Scroll untuk baca artikel
Gaya Hidup

‘Invisible Hopes’, Melihat Kehidupan Perempuan Hamil & Anak-anak di Balik Jeruji Besi

Redaksi
×

‘Invisible Hopes’, Melihat Kehidupan Perempuan Hamil & Anak-anak di Balik Jeruji Besi

Sebarkan artikel ini

BARISAN.CO – Tak banyak yang tahu bagaimana kehidupan lapas yang sesungguhnya. Selama ini media hanya menpertotonkan para tahanan yang berdiri atau duduk manis di balik jeruji besi.

Kalau di sinetron atau film populer, mereka diperlihatkan duduk di atas tikar, saling mengobrol satu sama lain, lalu makan nasi bungkus. Tapi siapa sangka, penjara bukanlah tempat seperti yang selama ini dicitrakan.

Penjara adalah kota mini yang dihuni oleh beragam manusia. Setiap hari, mereka beraktivitas dari mencuci, menjemur baju, berolahraga, hingga melakukan transaksi jual beli.

Di lapas perempuan, beberapa tahanan terlihat memandikan bayi, memakaikan popok, dan memberinya susu. Saat masuk penjara, beberapa di antaranya tak sadar sedang hamil muda. Akibatnya mereka harus melewati masa kehamilan, melahirkan dan membesarkan anaknya di penjara.

Ini digambarkan oleh Lamtiar Simorangkir dalam film dokumenter Invisible Hopes. Rencananya film ini akan tayang pada Mei 2021 mendatang. Kali ini saya mendapatkan kesempatan menontonnya lebih dulu. Tepatnya Sabtu (3/4/2021) dalam gala premiere di XXI Senayan City, Jakarta Selatan.

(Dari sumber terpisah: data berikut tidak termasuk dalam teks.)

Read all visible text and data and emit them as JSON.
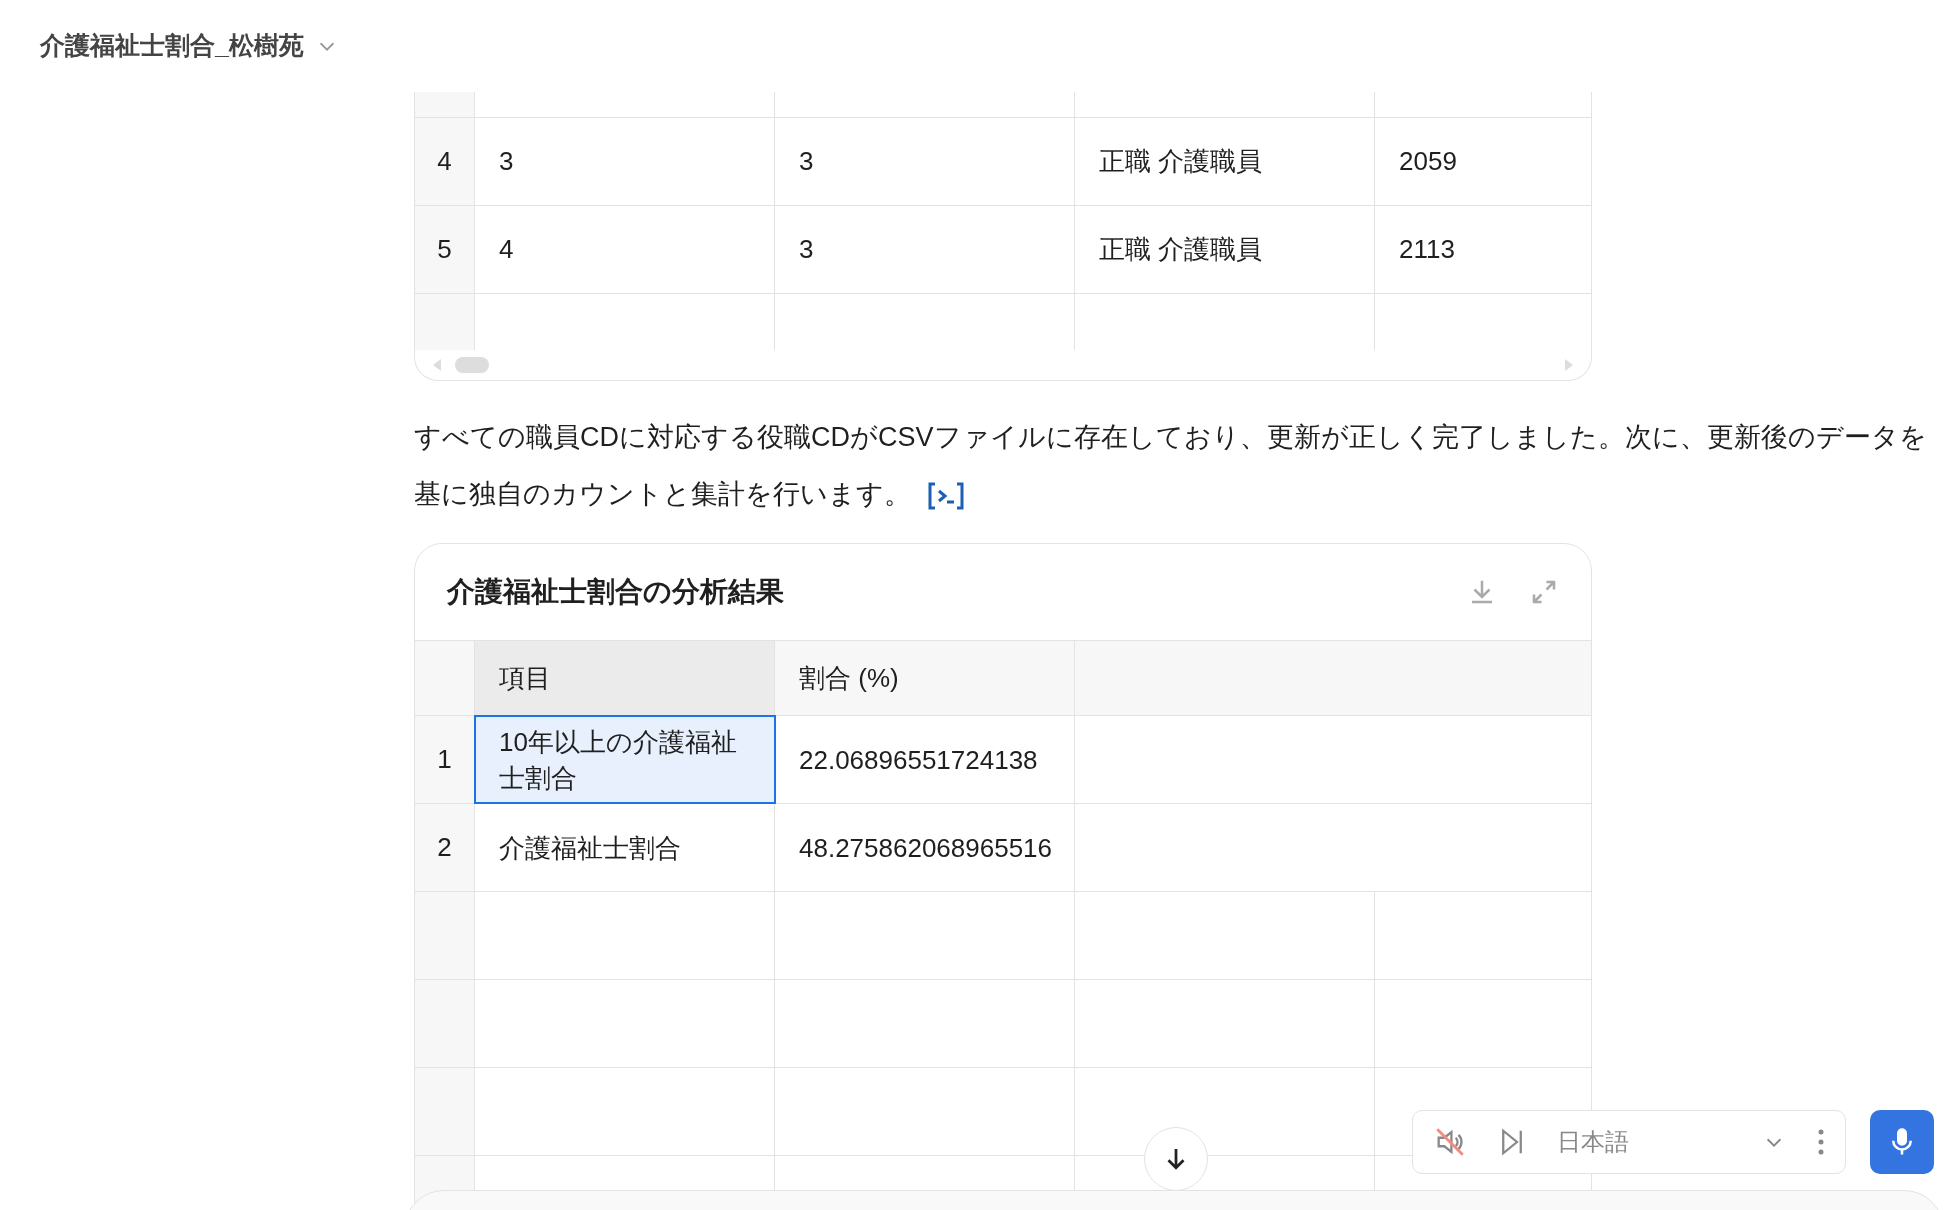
{
  "header": {
    "title": "介護福祉士割合_松樹苑"
  },
  "top_table": {
    "rows": [
      {
        "index": "4",
        "cells": [
          "3",
          "3",
          "正職 介護職員",
          "2059"
        ]
      },
      {
        "index": "5",
        "cells": [
          "4",
          "3",
          "正職 介護職員",
          "2113"
        ]
      }
    ]
  },
  "message": {
    "text": "すべての職員CDに対応する役職CDがCSVファイルに存在しており、更新が正しく完了しました。次に、更新後のデータを基に独自のカウントと集計を行います。"
  },
  "result_card": {
    "title": "介護福祉士割合の分析結果",
    "columns": [
      {
        "label": "項目",
        "selected": true
      },
      {
        "label": "割合 (%)",
        "selected": false
      }
    ],
    "rows": [
      {
        "index": "1",
        "cells": [
          {
            "text": "10年以上の介護福祉士割合",
            "selected": true
          },
          {
            "text": "22.06896551724138",
            "selected": false
          }
        ]
      },
      {
        "index": "2",
        "cells": [
          {
            "text": "介護福祉士割合",
            "selected": false
          },
          {
            "text": "48.275862068965516",
            "selected": false
          }
        ]
      }
    ]
  },
  "voice_bar": {
    "muted": true,
    "language": "日本語"
  }
}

Invisible Hopes, atau harapan yang tak terlihat, tentu bukan sekadar judul yang tak punya maksud di baliknya. Lamtiar Simorangkir ingin memberi tahu bahwa ada suatu kondisi yang belum persis diketahui namun butuh perhatian. Banyak anak-anak yang lahir dan hidup di balik jeruji besi. Mereka menjadi korban terselubung dalam penjara dewasa.

Film diawali dengan cerita seorang tahanan perempuan yang membantu rekannya melahirkan di penjara. Dengan pemahamannya yang minim tentang persalinan, ia berusaha mengeluarkan sang bayi dari perut ibunya.

Ia kemudian menyerah dan meminta bantuan petugas untuk membawanya ke rumah sakit. Beberapa menit kemudian suara bayi mulai terdengar. Tampak tenaga medis memotong ari-ari bayi dengan gunting operasi.

Anak yang masih merah itu kemudian dibawa ke penjara. Seisi lapas menyambutnya dengan suka cita. Ia ditidurkan di atas kasur tanpa dipan bersama dua bayi lainnya.

Beberapa hari kemudian, sang ibu dibawa ke ruang sidang. Ia terbukti menjual narkoba dan didakwa hukuman delapan tahun penjara dan denda Rp1 Miliar. Jika tidak dapat membayarnya maka akan diganti dengan hukuman penjara selama satu tahun.

Sudah pasti anaknya tersebut akan tumbuh di penjara. Sebab, tidak ada keluarga yang bersedia mengasuhnya. Memang sebaiknya seorang anak dirawat ibunya. Paling tidak enam bulan agar anak mendapatkan ASI esklusif. Setelah itu baru boleh diberikan susu formula.

Di dunia kedokteran, ada anjuran memberikan ASI hingga dua tahun. ASI menjadi satu-satunya asupan nutrisi yang baik bagi tumbuh kembang anak. Untuk itu ibu harus konsumsi makanan bergizi. Apa yang ibu makan akan masuk ke tubuh anak melalui ASI.

Tapi dalam penjara, para napi hanya makan seadanya. Setiap hari petugas hanya membagikan makanan yang berisi nasi, sayur dan lauk. Menurut mereka rasanya hambar.

Kalau ada uang, mereka akan membeli makanan yang dijajakan oleh orang-orang berseragam kuning tua dalam penjara. Dalam film ini tidak dijelaskan siapa mereka. Petugaskah atau pedagang yang diizinkan berjualan di penjara? Yang jelas, setiap hari transaksi jual beli ini terjadi. Mereka menjual makanan seperti nasi bungkus, gorengan dan aneka jajanan lainnya.

Sayangnya tak ada satupun yang menjual buah. “Berkhayalnya sih lagi makan buah pir,” ujar seorang perempuan hamil yang tengah makan ubi. Baginya makan buah hanyalah impian. Cukup membayangkan ubi sebagai buah pir, sudah membuatnya bahagia.